L’augmentation continue des charges d’exploitation et de la participation financière des collectivités

Pour répondre au besoin de mobilité de la population urbaine et à l’extension des zones desservies, l’offre de transport urbain s’est considérablement accrue au cours des deux dernières décennies. Les réseaux sont devenus de plus en plus fréquentés et les charges d’exploitation ont augmenté très rapidement.

Toutefois, les réseaux n’ont pas compensé l’augmentation de leurs dépenses d’exploitation par des hausses tarifaires. Ainsi, de 2000 à 2015, le taux de couverture moyen des dépenses d’exploitation par les recettes tarifaires a enregistré une baisse régulière. Il est passé de 31% à 18% dans les réseaux de 50 à 100 000 habitants, de 33% à 18% dans ceux sans métro ou tramway et de 37% à 32% dans ceux qui en sont équipés. La RATP se singularise par un taux de couverture plus important, malgré une baisse de 5 points en 15 ans (49% en 2015 contre 54% en 2000).

Comme les recettes commerciales des opérateurs de transport ont augmenté moins vite que leurs dépenses d’exploitation, les autorités organisatrices ont dû leur verser plus de subventions. Or, les principales ressources de ces autorités sont le versement transport assuré par les employeurs et la participation des collectivités publiques (communes, et éventuellement départements, régions, État, Union européenne). En vue d’assurer l’équilibre emploi ressources des autorités organisatrices, ces collectivités ont donc été de plus en plus sollicitées.

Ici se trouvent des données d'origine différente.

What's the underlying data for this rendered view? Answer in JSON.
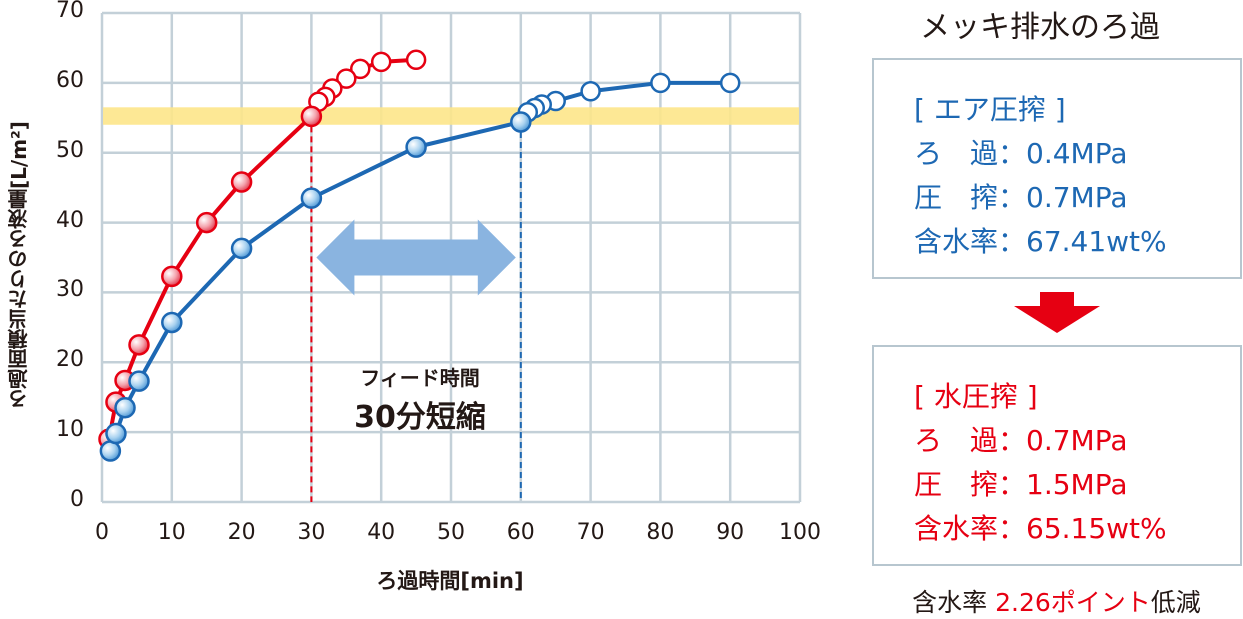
{
  "chart_data": {
    "type": "line",
    "title": "メッキ排水のろ過",
    "xlabel": "ろ過時間[min]",
    "ylabel": "ろ過面積当たりのろ液量[L/m²]",
    "xlim": [
      0,
      100
    ],
    "ylim": [
      0,
      70
    ],
    "xticks": [
      0,
      10,
      20,
      30,
      40,
      50,
      60,
      70,
      80,
      90,
      100
    ],
    "yticks": [
      0,
      10,
      20,
      30,
      40,
      50,
      60,
      70
    ],
    "grid": true,
    "target_band": {
      "y_from": 54,
      "y_to": 56.5,
      "color": "#fde68a"
    },
    "series": [
      {
        "name": "水圧搾",
        "color": "#e60012",
        "filled_points": [
          [
            1,
            9
          ],
          [
            2,
            14.3
          ],
          [
            3.3,
            17.4
          ],
          [
            5.3,
            22.5
          ],
          [
            10,
            32.3
          ],
          [
            15,
            40
          ],
          [
            20,
            45.8
          ],
          [
            30,
            55.2
          ]
        ],
        "open_points": [
          [
            31,
            57.3
          ],
          [
            32,
            58
          ],
          [
            33,
            59.2
          ],
          [
            35,
            60.6
          ],
          [
            37,
            62
          ],
          [
            40,
            63
          ],
          [
            45,
            63.3
          ]
        ],
        "marker_vertical_at_x": 30
      },
      {
        "name": "エア圧搾",
        "color": "#1d68b3",
        "filled_points": [
          [
            1.2,
            7.3
          ],
          [
            2,
            9.8
          ],
          [
            3.3,
            13.5
          ],
          [
            5.3,
            17.3
          ],
          [
            10,
            25.7
          ],
          [
            20,
            36.3
          ],
          [
            30,
            43.5
          ],
          [
            45,
            50.8
          ],
          [
            60,
            54.4
          ]
        ],
        "open_points": [
          [
            61,
            55.8
          ],
          [
            62,
            56.4
          ],
          [
            63,
            56.9
          ],
          [
            65,
            57.4
          ],
          [
            70,
            58.8
          ],
          [
            80,
            60
          ],
          [
            90,
            60
          ]
        ],
        "marker_vertical_at_x": 60
      }
    ],
    "annotations": [
      {
        "text": "フィード時間",
        "x": 45,
        "y": 18
      },
      {
        "text": "30分短縮",
        "x": 45,
        "y": 13
      },
      {
        "type": "double-arrow",
        "x_from": 30,
        "x_to": 60,
        "y": 35,
        "color": "#8ab4e0"
      }
    ]
  },
  "axis": {
    "yticks": [
      "70",
      "60",
      "50",
      "40",
      "30",
      "20",
      "10",
      "0"
    ],
    "xticks": [
      "0",
      "10",
      "20",
      "30",
      "40",
      "50",
      "60",
      "70",
      "80",
      "90",
      "100"
    ],
    "xlabel": "ろ過時間[min]",
    "ylabel": "ろ過面積当たりのろ液量[L/m²]"
  },
  "annotation": {
    "line1": "フィード時間",
    "line2": "30分短縮"
  },
  "side": {
    "title": "メッキ排水のろ過",
    "air": {
      "heading": "[ エア圧搾 ]",
      "filtration": "ろ　過：0.4MPa",
      "press": "圧　搾：0.7MPa",
      "moisture": "含水率：67.41wt%",
      "color": "#1d68b3"
    },
    "water": {
      "heading": "[ 水圧搾 ]",
      "filtration": "ろ　過：0.7MPa",
      "press": "圧　搾：1.5MPa",
      "moisture": "含水率：65.15wt%",
      "color": "#e60012"
    },
    "summary": {
      "prefix": "含水率 ",
      "highlight": "2.26ポイント",
      "suffix": "低減"
    }
  }
}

La part de plus en plus réduite des usagers dans le financement global du transport urbain

Si le coût total du transport urbain (somme des ressources des autorités organisatrices et des recettes du trafic des entreprises d’exploitation) a crû de 5,2% en moyenne annuelle de 2000 à 2015 (3,8% en Ile-de-France), cette envolée ne s’est pas accompagnée d’une plus grande contribution des usagers.

Le poids de cette contribution dans le financement des transports en commun ne cesse de décliner. Ainsi, en 2015, les usagers supportaient 12% du coût du transport urbain dans les réseaux de province dépourvus de métro ou de tramway, 20% dans ceux équipés de métro ou de tramway et 38% en Ile-de-France.